Beyond this list, it is nonetheless the most important thing to regularly move outside of your comfort zone and force yourself to try to create something potentially interesting within a short time frame, out of some data you might never have explored otherwise. Sometimes you will not be happy with whatever you created, fortunately no one will rip you apart for it; at the end of the day making mistakes, even in public, is crucial for learning things.

Some visualisations

To wrap things up and to not end a post about visualisations without showing any of those, below is some output generated as part of Tidy Tuesday. The full code for all visualisations is on my Gitlab page.

The first one shows the percentage of people who commute by bike per US state. The original data was supplemented with map data from the rnaturalearth package, with the two sub-maps inserted using ggplot2::annotation_custom.
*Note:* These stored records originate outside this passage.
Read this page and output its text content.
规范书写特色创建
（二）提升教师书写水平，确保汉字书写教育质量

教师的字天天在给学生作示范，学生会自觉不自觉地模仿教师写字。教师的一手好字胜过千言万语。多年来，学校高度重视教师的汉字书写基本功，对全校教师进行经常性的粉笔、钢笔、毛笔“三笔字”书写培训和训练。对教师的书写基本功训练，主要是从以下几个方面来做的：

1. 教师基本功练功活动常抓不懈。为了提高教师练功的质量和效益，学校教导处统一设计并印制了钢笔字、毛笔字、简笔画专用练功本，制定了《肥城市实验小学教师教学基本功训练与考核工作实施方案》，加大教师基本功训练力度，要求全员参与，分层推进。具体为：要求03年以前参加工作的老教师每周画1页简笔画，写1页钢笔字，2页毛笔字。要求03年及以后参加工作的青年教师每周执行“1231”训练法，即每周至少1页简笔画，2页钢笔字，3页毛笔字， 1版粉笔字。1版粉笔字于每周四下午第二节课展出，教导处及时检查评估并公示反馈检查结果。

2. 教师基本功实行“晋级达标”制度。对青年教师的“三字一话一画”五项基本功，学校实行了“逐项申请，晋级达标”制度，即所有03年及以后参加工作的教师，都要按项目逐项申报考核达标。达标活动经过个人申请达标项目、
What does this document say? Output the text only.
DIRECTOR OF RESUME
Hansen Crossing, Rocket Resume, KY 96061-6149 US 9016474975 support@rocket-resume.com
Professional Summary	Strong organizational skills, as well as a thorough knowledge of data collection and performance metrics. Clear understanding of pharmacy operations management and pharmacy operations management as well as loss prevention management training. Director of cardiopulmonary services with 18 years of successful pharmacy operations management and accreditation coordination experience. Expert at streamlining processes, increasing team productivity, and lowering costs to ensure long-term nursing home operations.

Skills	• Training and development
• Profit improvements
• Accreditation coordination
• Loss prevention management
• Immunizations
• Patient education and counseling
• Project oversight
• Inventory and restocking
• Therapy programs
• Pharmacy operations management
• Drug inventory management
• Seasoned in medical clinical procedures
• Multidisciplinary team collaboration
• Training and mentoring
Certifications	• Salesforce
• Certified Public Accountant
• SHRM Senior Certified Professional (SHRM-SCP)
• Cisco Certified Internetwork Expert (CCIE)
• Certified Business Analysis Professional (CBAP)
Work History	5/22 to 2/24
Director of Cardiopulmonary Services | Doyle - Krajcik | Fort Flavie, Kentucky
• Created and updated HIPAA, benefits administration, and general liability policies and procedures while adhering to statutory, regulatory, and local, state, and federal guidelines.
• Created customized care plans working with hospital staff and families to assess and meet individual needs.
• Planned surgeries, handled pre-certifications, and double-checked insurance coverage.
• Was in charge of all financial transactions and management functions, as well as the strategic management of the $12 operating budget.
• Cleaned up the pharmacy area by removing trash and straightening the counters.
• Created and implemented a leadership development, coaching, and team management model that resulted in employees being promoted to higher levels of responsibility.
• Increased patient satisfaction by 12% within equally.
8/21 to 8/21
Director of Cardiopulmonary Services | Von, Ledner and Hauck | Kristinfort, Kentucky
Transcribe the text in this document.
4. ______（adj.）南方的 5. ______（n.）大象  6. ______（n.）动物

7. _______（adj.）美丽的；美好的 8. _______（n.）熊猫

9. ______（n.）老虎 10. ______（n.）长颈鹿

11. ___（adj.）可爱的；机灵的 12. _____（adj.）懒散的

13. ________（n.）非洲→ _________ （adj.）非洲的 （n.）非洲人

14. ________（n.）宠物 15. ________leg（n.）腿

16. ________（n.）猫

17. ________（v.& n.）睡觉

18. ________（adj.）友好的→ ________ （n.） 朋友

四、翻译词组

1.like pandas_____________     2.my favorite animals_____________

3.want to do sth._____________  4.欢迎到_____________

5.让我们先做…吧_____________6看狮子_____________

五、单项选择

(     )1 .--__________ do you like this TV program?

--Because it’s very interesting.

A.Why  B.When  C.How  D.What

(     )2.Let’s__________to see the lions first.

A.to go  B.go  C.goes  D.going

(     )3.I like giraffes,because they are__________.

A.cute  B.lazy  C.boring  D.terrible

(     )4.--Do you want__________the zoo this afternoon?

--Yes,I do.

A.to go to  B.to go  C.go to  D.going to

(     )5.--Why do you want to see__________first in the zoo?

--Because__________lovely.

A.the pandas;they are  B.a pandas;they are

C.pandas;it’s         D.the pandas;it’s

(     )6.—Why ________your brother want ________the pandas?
bike_commute_map The second one I am including here shows the results form the New Zealand Bird of the Year vote using different voting systems. Here, reordering within facets turned out to be very useful to have the birds in order of the voting results. I have adapted this plot a bit for the smaller size on this website compared to the original version.

Conclusions

Challenging yourself to move out of your comfort zone potentially has great benefit, as you likely will learn a lot of things while doing so. Participating in #TidyTuesday to practice your R skills regardless of your experience with the language is a low-threshold way of getting your hands dirty with some data and learn from it.